Extend df.list_instances() with label filtering, keyset pagination, and timestamp columns — the first-class label→instance→status path agreed on #167.

This is delivered as a new overload of df.list_instances, not a change to the existing function:

  • Existing 2-arg function — unchanged. df.list_instances(status_filter text, limit_count integer) still returns its 6 columns (instance_id, label, function_name, status, execution_count, output). All existing positional calls (df.list_instances(), df.list_instances('Running'), df.list_instances('Running', 50)) keep resolving to it.
  • New 4-arg overload df.list_instances(status_filter, limit_count, label_filter, after_cursor) returns the same 6 columns plus three trailing ones: created_at, completed_at, next_cursor.
-- Page 1: newest 50 instances labeled 'nightly-etl'
SELECT instance_id, status, created_at, next_cursor
FROM df.list_instances(NULL, 50, 'nightly-etl');

-- Page 2: pass the prior page's next_cursor as after_cursor
SELECT instance_id, status, created_at, next_cursor
FROM df.list_instances(NULL, 50, 'nightly-etl', '<next_cursor from page 1>');

label_filter matches df.instances.label exactly (NULL = no label filter). Ordering is created_at DESC, id ASC, served by the (created_at DESC, id) indexes added in PR 2. Label-filtered listing is served by a dedicated partial index (label, created_at DESC, id) WHERE label IS NOT NULL, so a label-scoped page stays O(rows-for-label) instead of scanning unrelated instances. next_cursor is an opaque token encoding the last row's (created_at, id); passing it as after_cursor returns the next page via an index-served keyset range predicate (no OFFSET scan). A malformed after_cursor raises a clear error rather than silently returning wrong rows.

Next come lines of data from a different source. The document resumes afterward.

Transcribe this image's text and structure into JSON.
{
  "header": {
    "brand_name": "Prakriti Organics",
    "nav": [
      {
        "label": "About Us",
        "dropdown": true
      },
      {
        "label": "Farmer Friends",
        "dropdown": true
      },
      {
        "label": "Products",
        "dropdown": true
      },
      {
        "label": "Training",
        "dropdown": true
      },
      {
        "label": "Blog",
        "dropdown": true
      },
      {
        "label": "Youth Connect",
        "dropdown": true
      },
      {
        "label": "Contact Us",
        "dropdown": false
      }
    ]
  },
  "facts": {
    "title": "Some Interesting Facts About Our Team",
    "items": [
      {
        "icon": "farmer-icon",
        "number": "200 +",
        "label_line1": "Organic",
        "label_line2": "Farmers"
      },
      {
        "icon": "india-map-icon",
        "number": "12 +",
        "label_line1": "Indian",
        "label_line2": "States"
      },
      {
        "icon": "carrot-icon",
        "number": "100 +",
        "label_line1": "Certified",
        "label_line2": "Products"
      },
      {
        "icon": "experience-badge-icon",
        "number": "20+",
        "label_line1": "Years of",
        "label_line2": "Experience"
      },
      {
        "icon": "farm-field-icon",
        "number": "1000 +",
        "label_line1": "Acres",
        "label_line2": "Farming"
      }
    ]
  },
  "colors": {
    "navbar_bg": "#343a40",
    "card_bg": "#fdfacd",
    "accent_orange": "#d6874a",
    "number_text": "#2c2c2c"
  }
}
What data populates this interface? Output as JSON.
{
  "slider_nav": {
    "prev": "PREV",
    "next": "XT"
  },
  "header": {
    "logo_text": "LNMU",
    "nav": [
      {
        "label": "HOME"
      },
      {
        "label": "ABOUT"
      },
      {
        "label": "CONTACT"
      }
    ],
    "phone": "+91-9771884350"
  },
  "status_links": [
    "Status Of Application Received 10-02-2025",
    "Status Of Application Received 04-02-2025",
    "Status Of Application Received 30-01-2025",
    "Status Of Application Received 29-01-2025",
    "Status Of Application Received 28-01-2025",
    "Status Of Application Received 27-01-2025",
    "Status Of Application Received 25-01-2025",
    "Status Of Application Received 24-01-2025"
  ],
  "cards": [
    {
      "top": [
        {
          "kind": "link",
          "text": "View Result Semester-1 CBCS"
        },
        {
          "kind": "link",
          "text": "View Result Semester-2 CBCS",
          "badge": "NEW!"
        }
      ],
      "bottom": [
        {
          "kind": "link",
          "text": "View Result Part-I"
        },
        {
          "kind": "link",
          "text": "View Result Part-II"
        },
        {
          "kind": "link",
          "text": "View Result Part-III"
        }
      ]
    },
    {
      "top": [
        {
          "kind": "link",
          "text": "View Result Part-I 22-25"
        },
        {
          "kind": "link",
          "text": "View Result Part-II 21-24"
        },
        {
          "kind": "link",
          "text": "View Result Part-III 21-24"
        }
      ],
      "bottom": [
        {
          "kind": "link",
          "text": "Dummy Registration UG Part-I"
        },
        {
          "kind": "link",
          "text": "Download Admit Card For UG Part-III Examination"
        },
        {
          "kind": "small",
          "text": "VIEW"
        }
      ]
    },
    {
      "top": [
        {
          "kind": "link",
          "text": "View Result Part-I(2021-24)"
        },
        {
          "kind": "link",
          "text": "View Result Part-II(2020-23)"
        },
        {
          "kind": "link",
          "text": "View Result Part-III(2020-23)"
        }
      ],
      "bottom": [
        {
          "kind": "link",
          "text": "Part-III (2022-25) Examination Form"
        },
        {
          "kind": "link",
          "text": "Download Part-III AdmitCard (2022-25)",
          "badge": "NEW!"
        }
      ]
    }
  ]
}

Files: src/monitoring.rs (cursor helpers + new overload), sql/pg_durable--0.2.3--0.2.4.sql, src/lib.rs (adds the label index + refines index comments), docs, e2e.

Why

This is PR 4 of the agreed, incremental monitoring-functions plan on #167. It closes #87 (label_filter on list_instances) and addresses #146 (efficient paginated listing for external clients). Keyset pagination keeps page cost constant regardless of how deep into the result set a client reads, and the new overload gives an ergonomic label → instance → status path without forking the monitoring API surface into a separate status_by_label function.

Design note — overload by arity (preserves B1)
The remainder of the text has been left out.